As Block points out in his editorial, studies from South Korea suggest that Internet addiction is one of the country’s most serious public health issues. Scientists there believe that 2 percent (210,000) of Korean children suffer from one form of Internet addiction or another. In China, experts believe that almost 14 percent of adolescent Internet users are considered to be addicted. In both of these countries, Web use is more public due to the prevalence of Internet cafes. In the United States, the prevalence of Internet addiction is more difficult to estimate because Internet use is often confined to the home.

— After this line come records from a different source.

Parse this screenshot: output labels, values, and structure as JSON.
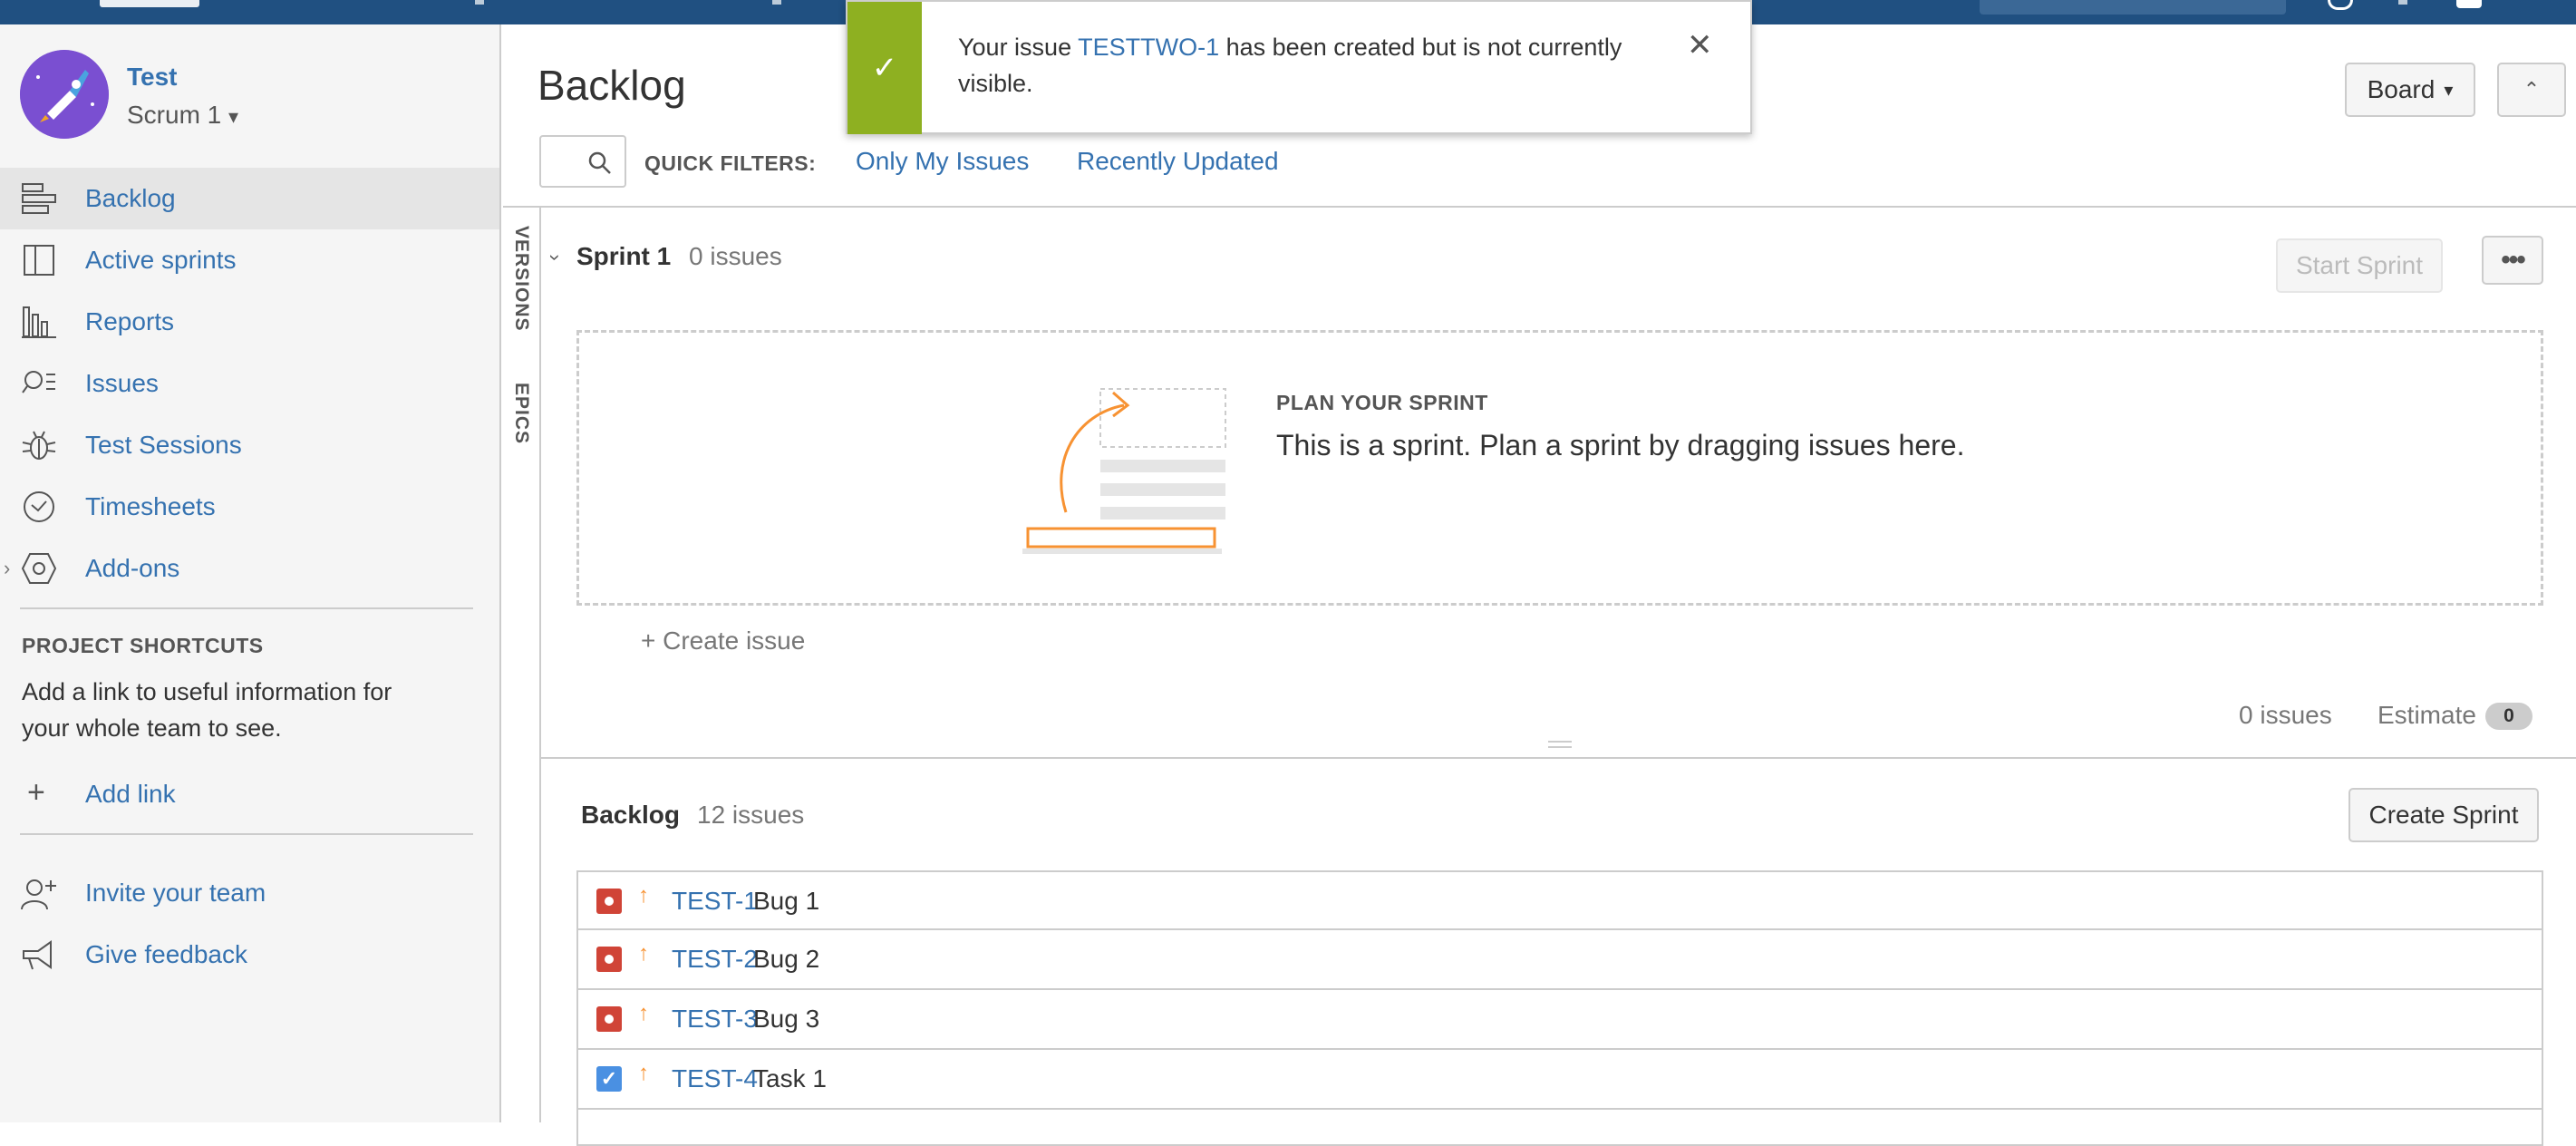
{
  "notification": {
    "prefix": "Your issue",
    "issue_key": "TESTTWO-1",
    "suffix": "has been created but is not currently visible.",
    "close_symbol": "✕"
  },
  "sidebar": {
    "project_name": "Test",
    "board_name": "Scrum 1",
    "board_caret": "▾",
    "nav": [
      {
        "label": "Backlog",
        "icon": "backlog-icon",
        "active": true
      },
      {
        "label": "Active sprints",
        "icon": "active-sprints-icon"
      },
      {
        "label": "Reports",
        "icon": "reports-icon"
      },
      {
        "label": "Issues",
        "icon": "issues-icon"
      },
      {
        "label": "Test Sessions",
        "icon": "bug-icon"
      },
      {
        "label": "Timesheets",
        "icon": "clock-icon"
      },
      {
        "label": "Add-ons",
        "icon": "addons-icon",
        "expandable": true
      }
    ],
    "expand_symbol": "›",
    "shortcuts_heading": "PROJECT SHORTCUTS",
    "shortcuts_text": "Add a link to useful information for your whole team to see.",
    "add_link": "Add link",
    "add_symbol": "+",
    "invite": "Invite your team",
    "feedback": "Give feedback"
  },
  "header": {
    "title": "Backlog",
    "quick_filters_label": "QUICK FILTERS:",
    "quick_filters": [
      "Only My Issues",
      "Recently Updated"
    ],
    "board_button": "Board",
    "board_caret": "▾",
    "collapse_symbol": "⌃"
  },
  "side_tabs": [
    "VERSIONS",
    "EPICS"
  ],
  "sprint": {
    "chevron": "›",
    "name": "Sprint 1",
    "issue_count": "0 issues",
    "start_button": "Start Sprint",
    "more_symbol": "•••",
    "plan_heading": "PLAN YOUR SPRINT",
    "plan_text": "This is a sprint. Plan a sprint by dragging issues here.",
    "create_issue": "+ Create issue",
    "footer_count": "0 issues",
    "estimate_label": "Estimate",
    "estimate_value": "0"
  },
  "backlog": {
    "name": "Backlog",
    "issue_count": "12 issues",
    "create_sprint": "Create Sprint",
    "priority_symbol": "↑",
    "task_check": "✓",
    "issues": [
      {
        "type": "bug",
        "key": "TEST-1",
        "summary": "Bug 1"
      },
      {
        "type": "bug",
        "key": "TEST-2",
        "summary": "Bug 2"
      },
      {
        "type": "bug",
        "key": "TEST-3",
        "summary": "Bug 3"
      },
      {
        "type": "task",
        "key": "TEST-4",
        "summary": "Task 1"
      }
    ]
  },
  "colors": {
    "topbar": "#205081",
    "link": "#3572b0",
    "success": "#8eb021",
    "bug": "#d04437",
    "task": "#4a90e2",
    "priority": "#f79232"
  }
}
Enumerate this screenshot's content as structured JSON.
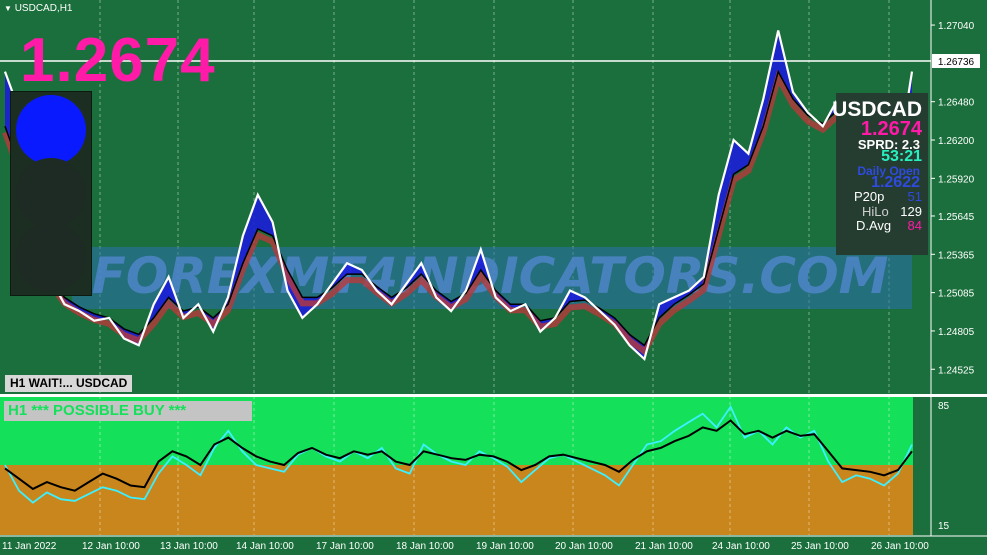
{
  "symbol_label": "USDCAD,H1",
  "big_price": "1.2674",
  "current_price_tag": "1.26736",
  "watermark": "FOREXMT4INDICATORS.COM",
  "status_wait": "H1 WAIT!... USDCAD",
  "status_signal": "H1 *** POSSIBLE BUY ***",
  "info_panel": {
    "symbol": "USDCAD",
    "price": "1.2674",
    "spread": "SPRD: 2.3",
    "timer": "53:21",
    "daily_open_label": "Daily Open",
    "daily_open_value": "1.2622",
    "rows": [
      {
        "label": "P20p",
        "value": "51"
      },
      {
        "label": "HiLo",
        "value": "129"
      },
      {
        "label": "D.Avg",
        "value": "84"
      }
    ]
  },
  "colors": {
    "background": "#1b6f3c",
    "oscillator_upper": "#14e05a",
    "oscillator_lower": "#c8861c",
    "price_line": "#ffffff",
    "band_blue": "#1a1adf",
    "band_red": "#b83a3a",
    "big_price": "#ff1aa8",
    "traffic_light_on": "#0a1aff"
  },
  "chart_data": [
    {
      "type": "line",
      "title": "USDCAD,H1",
      "y_ticks": [
        "1.27040",
        "1.26480",
        "1.26200",
        "1.25920",
        "1.25645",
        "1.25365",
        "1.25085",
        "1.24805",
        "1.24525"
      ],
      "y_current": 1.26736,
      "ylim": [
        1.2441,
        1.2715
      ],
      "x_ticks": [
        "11 Jan 2022",
        "12 Jan 10:00",
        "13 Jan 10:00",
        "14 Jan 10:00",
        "17 Jan 10:00",
        "18 Jan 10:00",
        "19 Jan 10:00",
        "20 Jan 10:00",
        "21 Jan 10:00",
        "24 Jan 10:00",
        "25 Jan 10:00",
        "26 Jan 10:00"
      ],
      "series": [
        {
          "values": [
            1.267,
            1.264,
            1.256,
            1.252,
            1.25,
            1.2495,
            1.2488,
            1.249,
            1.2475,
            1.247,
            1.25,
            1.252,
            1.249,
            1.25,
            1.248,
            1.2505,
            1.255,
            1.258,
            1.256,
            1.251,
            1.249,
            1.25,
            1.2515,
            1.253,
            1.2525,
            1.251,
            1.25,
            1.2515,
            1.253,
            1.2505,
            1.2495,
            1.251,
            1.254,
            1.2505,
            1.2495,
            1.25,
            1.248,
            1.249,
            1.251,
            1.2505,
            1.2495,
            1.2485,
            1.247,
            1.246,
            1.25,
            1.2505,
            1.251,
            1.252,
            1.258,
            1.262,
            1.261,
            1.265,
            1.27,
            1.2655,
            1.264,
            1.263,
            1.265,
            1.264,
            1.2645,
            1.262,
            1.26,
            1.267
          ]
        },
        {
          "values": [
            1.263,
            1.26,
            1.2545,
            1.252,
            1.2505,
            1.2498,
            1.2493,
            1.249,
            1.2482,
            1.2478,
            1.249,
            1.2505,
            1.2495,
            1.2498,
            1.249,
            1.25,
            1.253,
            1.2555,
            1.255,
            1.2525,
            1.2505,
            1.2505,
            1.2512,
            1.2522,
            1.2522,
            1.2513,
            1.2505,
            1.2512,
            1.2522,
            1.251,
            1.2502,
            1.2508,
            1.2525,
            1.251,
            1.25,
            1.25,
            1.2488,
            1.249,
            1.2502,
            1.2503,
            1.2497,
            1.249,
            1.2478,
            1.247,
            1.249,
            1.25,
            1.2507,
            1.2515,
            1.2555,
            1.2595,
            1.2602,
            1.263,
            1.267,
            1.265,
            1.2638,
            1.2632,
            1.2642,
            1.2638,
            1.264,
            1.2625,
            1.2612,
            1.2645
          ]
        }
      ]
    },
    {
      "type": "line",
      "title": "",
      "y_ticks": [
        "85",
        "15"
      ],
      "ylim": [
        12,
        88
      ],
      "series": [
        {
          "values": [
            50,
            35,
            28,
            34,
            30,
            29,
            33,
            37,
            35,
            31,
            30,
            45,
            55,
            50,
            44,
            60,
            70,
            58,
            50,
            48,
            46,
            56,
            60,
            55,
            52,
            58,
            54,
            60,
            48,
            45,
            62,
            56,
            52,
            50,
            58,
            54,
            49,
            40,
            47,
            54,
            56,
            52,
            48,
            44,
            38,
            50,
            62,
            64,
            70,
            75,
            80,
            72,
            84,
            66,
            70,
            62,
            72,
            66,
            70,
            52,
            40,
            44,
            42,
            38,
            45,
            62
          ]
        },
        {
          "values": [
            48,
            42,
            36,
            40,
            37,
            35,
            40,
            45,
            42,
            38,
            37,
            52,
            58,
            55,
            50,
            62,
            66,
            60,
            55,
            52,
            50,
            57,
            60,
            56,
            54,
            58,
            56,
            58,
            52,
            50,
            58,
            56,
            54,
            53,
            56,
            55,
            52,
            47,
            50,
            55,
            56,
            54,
            52,
            50,
            46,
            53,
            58,
            60,
            64,
            67,
            72,
            70,
            76,
            68,
            70,
            66,
            70,
            67,
            68,
            58,
            48,
            47,
            46,
            44,
            47,
            58
          ]
        }
      ]
    }
  ]
}
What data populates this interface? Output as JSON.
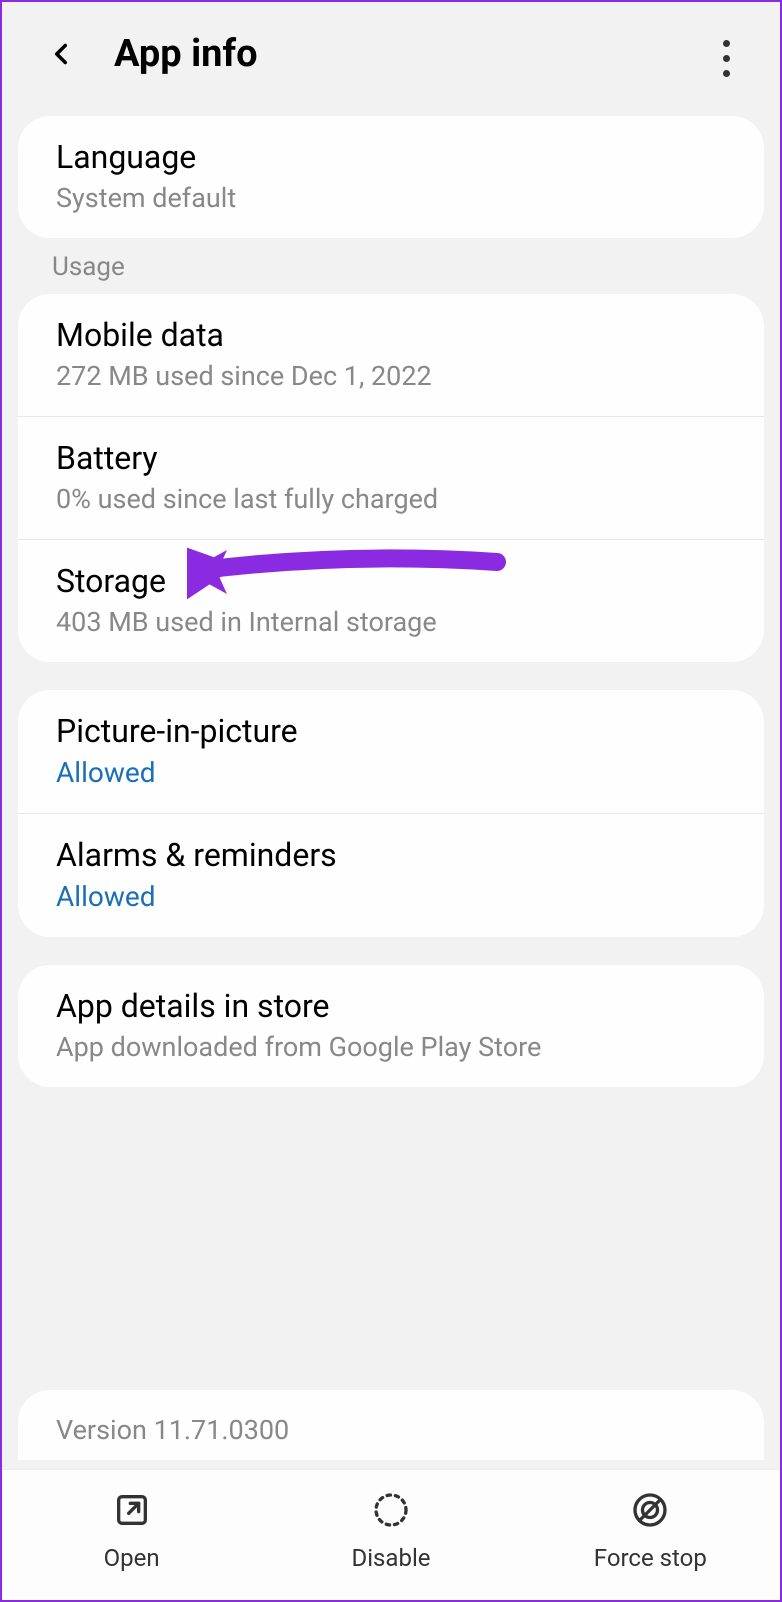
{
  "header": {
    "title": "App info"
  },
  "rows": {
    "language": {
      "title": "Language",
      "sub": "System default"
    },
    "usage_header": "Usage",
    "mobile_data": {
      "title": "Mobile data",
      "sub": "272 MB used since Dec 1, 2022"
    },
    "battery": {
      "title": "Battery",
      "sub": "0% used since last fully charged"
    },
    "storage": {
      "title": "Storage",
      "sub": "403 MB used in Internal storage"
    },
    "pip": {
      "title": "Picture-in-picture",
      "sub": "Allowed"
    },
    "alarms": {
      "title": "Alarms & reminders",
      "sub": "Allowed"
    },
    "app_details": {
      "title": "App details in store",
      "sub": "App downloaded from Google Play Store"
    },
    "version": "Version 11.71.0300"
  },
  "bottom": {
    "open": "Open",
    "disable": "Disable",
    "force_stop": "Force stop"
  }
}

Block believes that Internet addiction and its associated disorders should be included in the Diagnostic and Statistical manual of Mental Disorders which is widely used by psychiatrists to diagnose mental illness. The next edition of the manual is due out in 2012.

“About 80 percent of those who suffer from Internet addiction also suffer from some other form of mental illness,” explained Block. He adds that therapists in the United States may have difficulty detecting Internet addiction where providers in other countries are taught how to screen for it.
 
H

Hildegarda

Guest
AdPop said:
They're talking about Internet addiction on CNN today. They always bring up the fact that China and South Korea have opened treatment camps for 'net-addicted kids.
consider also that China already censors the Internet to an extent that all those "truths possibly damaging to the PTB" are really hard to come by. All those poor internet addicts, laboring for nothing. I am only half joking -- the future does look bleak.
 

Ruth

The Living Force
AdPop said:
They're talking about Internet addiction on CNN today. They always bring up the fact that China and South Korea have opened treatment camps for 'net-addicted kids. _http://www.earthtimes.org/articles/show/144098.html
Its kind of like 'blaming the child', isn't it?

Where reality in those countries may be so awful, controlled and disempowering, the internet offers an 'escape' (albeit sometimes not a very contructive one), it then gets blamed for all the childrens problems.

I'm not sure which is worse, the totalitarian regimes or the manipulative (and far more subtle) ones.